I've tried grouping by Type and ID, together and separately, but it seems to give me only a fraction of the ID's instead of keeping them together
df1 = df.groupby('ID')['Type'].apply(lambda x: x.sample(frac=0.5))
or
df1 = df.groupby(['ID', 'Type']).apply(lambda x: x.sample(frac=0.5))
and afterwards of course I would use than index to get the second split dataframe from the original.
Neither have worked the way I require.
For the output, it should be two dataframes, which should not share any ID's and have an equal amount of different Types.

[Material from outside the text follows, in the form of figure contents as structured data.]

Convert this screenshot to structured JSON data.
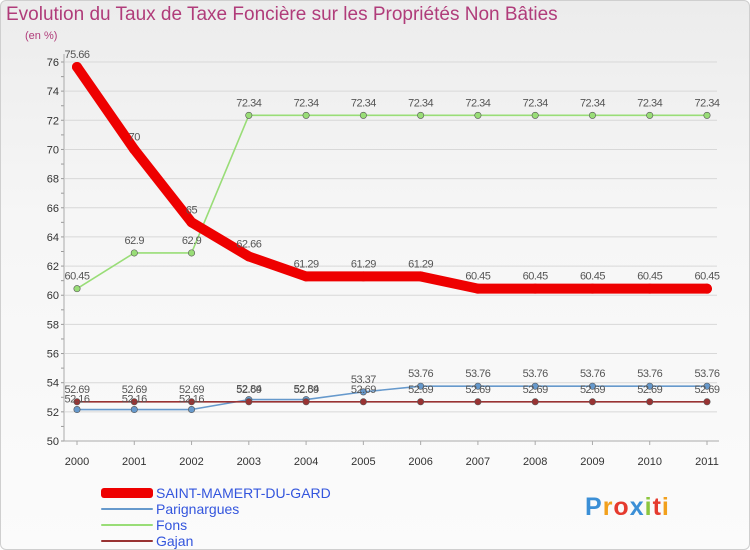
{
  "chart_data": {
    "type": "line",
    "title": "Evolution du Taux de Taxe Foncière sur les Propriétés Non Bâties",
    "ylabel": "(en %)",
    "xlabel": "",
    "ylim": [
      50,
      76
    ],
    "y_ticks": [
      50,
      52,
      54,
      56,
      58,
      60,
      62,
      64,
      66,
      68,
      70,
      72,
      74,
      76
    ],
    "categories": [
      "2000",
      "2001",
      "2002",
      "2003",
      "2004",
      "2005",
      "2006",
      "2007",
      "2008",
      "2009",
      "2010",
      "2011"
    ],
    "series": [
      {
        "name": "SAINT-MAMERT-DU-GARD",
        "color": "#ee0000",
        "values": [
          75.66,
          70,
          65,
          62.66,
          61.29,
          61.29,
          61.29,
          60.45,
          60.45,
          60.45,
          60.45,
          60.45
        ],
        "labels": [
          "75.66",
          "70",
          "65",
          "62.66",
          "61.29",
          "61.29",
          "61.29",
          "60.45",
          "60.45",
          "60.45",
          "60.45",
          "60.45"
        ]
      },
      {
        "name": "Parignargues",
        "color": "#6699cc",
        "values": [
          52.16,
          52.16,
          52.16,
          52.84,
          52.84,
          53.37,
          53.76,
          53.76,
          53.76,
          53.76,
          53.76,
          53.76
        ],
        "labels": [
          "52.16",
          "52.16",
          "52.16",
          "52.84",
          "52.84",
          "53.37",
          "53.76",
          "53.76",
          "53.76",
          "53.76",
          "53.76",
          "53.76"
        ]
      },
      {
        "name": "Fons",
        "color": "#99dd77",
        "values": [
          60.45,
          62.9,
          62.9,
          72.34,
          72.34,
          72.34,
          72.34,
          72.34,
          72.34,
          72.34,
          72.34,
          72.34
        ],
        "labels": [
          "60.45",
          "62.9",
          "62.9",
          "72.34",
          "72.34",
          "72.34",
          "72.34",
          "72.34",
          "72.34",
          "72.34",
          "72.34",
          "72.34"
        ]
      },
      {
        "name": "Gajan",
        "color": "#993333",
        "values": [
          52.69,
          52.69,
          52.69,
          52.69,
          52.69,
          52.69,
          52.69,
          52.69,
          52.69,
          52.69,
          52.69,
          52.69
        ],
        "labels": [
          "52.69",
          "52.69",
          "52.69",
          "52.69",
          "52.69",
          "52.69",
          "52.69",
          "52.69",
          "52.69",
          "52.69",
          "52.69",
          "52.69"
        ]
      }
    ]
  },
  "legend": {
    "items": [
      {
        "label": "SAINT-MAMERT-DU-GARD",
        "color": "#ee0000"
      },
      {
        "label": "Parignargues",
        "color": "#6699cc"
      },
      {
        "label": "Fons",
        "color": "#99dd77"
      },
      {
        "label": "Gajan",
        "color": "#993333"
      }
    ]
  },
  "logo": {
    "letters": [
      "P",
      "r",
      "o",
      "x",
      "i",
      "t",
      "i"
    ]
  }
}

So using something similar to the above, I would hopefully output a DataFrame which looks like this:
ID Type Num. Hours Month
2 black 10 Jan
2 black 12 Feb
2 black 15 March
5 yellow 17 Jan
5 yellow 21 Feb
Using that table would allow me to index on the original dataframe and give me a second table which outputs something similar to the following:
ID Type Num. Hours Month
4 black 10 Jan
4 black 12 Feb
4 black 15 March
6 yellow 22 Jan
6 yellow 27 Feb
sample takes a fraction but does not split the dataframe in two. Having obtained half of the samples, taking the other half is simple!
I am assuming your original line works as you want it to work for the first dataframe
df1 = df.groupby(['ID', 'Type']).apply(lambda x: x.sample(frac=0.5))

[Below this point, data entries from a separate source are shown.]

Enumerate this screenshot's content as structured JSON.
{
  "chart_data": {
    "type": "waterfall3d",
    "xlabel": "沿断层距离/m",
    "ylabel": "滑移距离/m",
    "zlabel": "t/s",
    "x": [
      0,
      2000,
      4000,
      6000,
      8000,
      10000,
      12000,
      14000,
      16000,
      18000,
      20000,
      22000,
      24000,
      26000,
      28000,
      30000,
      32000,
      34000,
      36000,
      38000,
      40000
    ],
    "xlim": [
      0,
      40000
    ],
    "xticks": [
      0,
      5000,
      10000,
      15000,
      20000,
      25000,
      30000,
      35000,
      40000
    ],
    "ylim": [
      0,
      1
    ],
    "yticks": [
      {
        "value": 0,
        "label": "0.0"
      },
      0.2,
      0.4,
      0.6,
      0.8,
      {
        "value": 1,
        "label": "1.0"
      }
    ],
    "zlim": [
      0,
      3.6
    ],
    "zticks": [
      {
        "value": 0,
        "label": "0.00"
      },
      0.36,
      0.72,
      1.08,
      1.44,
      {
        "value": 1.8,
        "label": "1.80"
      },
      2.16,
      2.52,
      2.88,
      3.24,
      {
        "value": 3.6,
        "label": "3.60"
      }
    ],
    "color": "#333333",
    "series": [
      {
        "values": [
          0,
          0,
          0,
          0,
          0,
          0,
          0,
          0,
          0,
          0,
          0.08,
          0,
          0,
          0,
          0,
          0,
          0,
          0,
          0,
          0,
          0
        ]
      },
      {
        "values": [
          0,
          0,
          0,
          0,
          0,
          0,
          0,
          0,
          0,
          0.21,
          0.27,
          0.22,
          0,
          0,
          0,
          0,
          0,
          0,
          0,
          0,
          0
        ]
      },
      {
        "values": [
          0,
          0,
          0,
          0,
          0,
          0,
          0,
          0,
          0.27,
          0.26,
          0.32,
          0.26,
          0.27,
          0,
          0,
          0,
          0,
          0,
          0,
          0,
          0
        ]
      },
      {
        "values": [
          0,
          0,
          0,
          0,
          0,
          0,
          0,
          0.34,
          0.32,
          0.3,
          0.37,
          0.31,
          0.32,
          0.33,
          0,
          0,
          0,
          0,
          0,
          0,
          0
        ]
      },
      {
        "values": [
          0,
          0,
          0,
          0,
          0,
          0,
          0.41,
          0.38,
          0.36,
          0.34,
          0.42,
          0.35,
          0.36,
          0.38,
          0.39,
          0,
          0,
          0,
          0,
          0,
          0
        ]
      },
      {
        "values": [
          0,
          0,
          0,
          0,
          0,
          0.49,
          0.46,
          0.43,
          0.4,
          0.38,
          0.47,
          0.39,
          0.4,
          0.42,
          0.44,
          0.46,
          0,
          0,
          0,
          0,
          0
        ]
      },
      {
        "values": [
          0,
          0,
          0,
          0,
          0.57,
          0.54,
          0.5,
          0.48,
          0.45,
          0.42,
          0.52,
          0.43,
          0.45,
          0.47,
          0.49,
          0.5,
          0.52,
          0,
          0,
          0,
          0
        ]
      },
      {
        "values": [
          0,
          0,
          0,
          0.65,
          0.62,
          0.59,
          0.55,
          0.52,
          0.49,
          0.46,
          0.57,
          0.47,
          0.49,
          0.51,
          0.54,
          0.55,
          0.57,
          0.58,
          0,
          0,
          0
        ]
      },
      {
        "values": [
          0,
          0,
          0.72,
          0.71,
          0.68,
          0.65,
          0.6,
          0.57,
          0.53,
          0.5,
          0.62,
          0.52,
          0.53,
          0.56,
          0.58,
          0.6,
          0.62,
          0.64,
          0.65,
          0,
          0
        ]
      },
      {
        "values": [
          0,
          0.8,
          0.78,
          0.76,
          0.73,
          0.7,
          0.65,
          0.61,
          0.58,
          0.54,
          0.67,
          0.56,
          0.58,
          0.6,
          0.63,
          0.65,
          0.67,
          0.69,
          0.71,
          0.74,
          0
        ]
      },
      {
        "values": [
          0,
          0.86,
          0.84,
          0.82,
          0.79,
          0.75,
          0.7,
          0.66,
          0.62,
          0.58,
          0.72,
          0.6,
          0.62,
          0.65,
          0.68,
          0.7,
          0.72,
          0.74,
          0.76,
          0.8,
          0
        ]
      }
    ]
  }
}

df2 = df[~df.index.isin(df1.index)]
Update
Based on comments; to randomly divide your ID
's over two dataframes you can use the following:
import random
unique_ids = df.ID.unique()
random.shuffle(unique_ids)
id_set_1 = unique_ids[: len(unique_ids) // 2] # take first half of list
df1 = df[df.ID.isin(id_set_1)]
df2 = df[~df.ID.isin(id_set_2)]
Beware that this could lead to two dataframes with very different sizes, depending on the number of types per ID!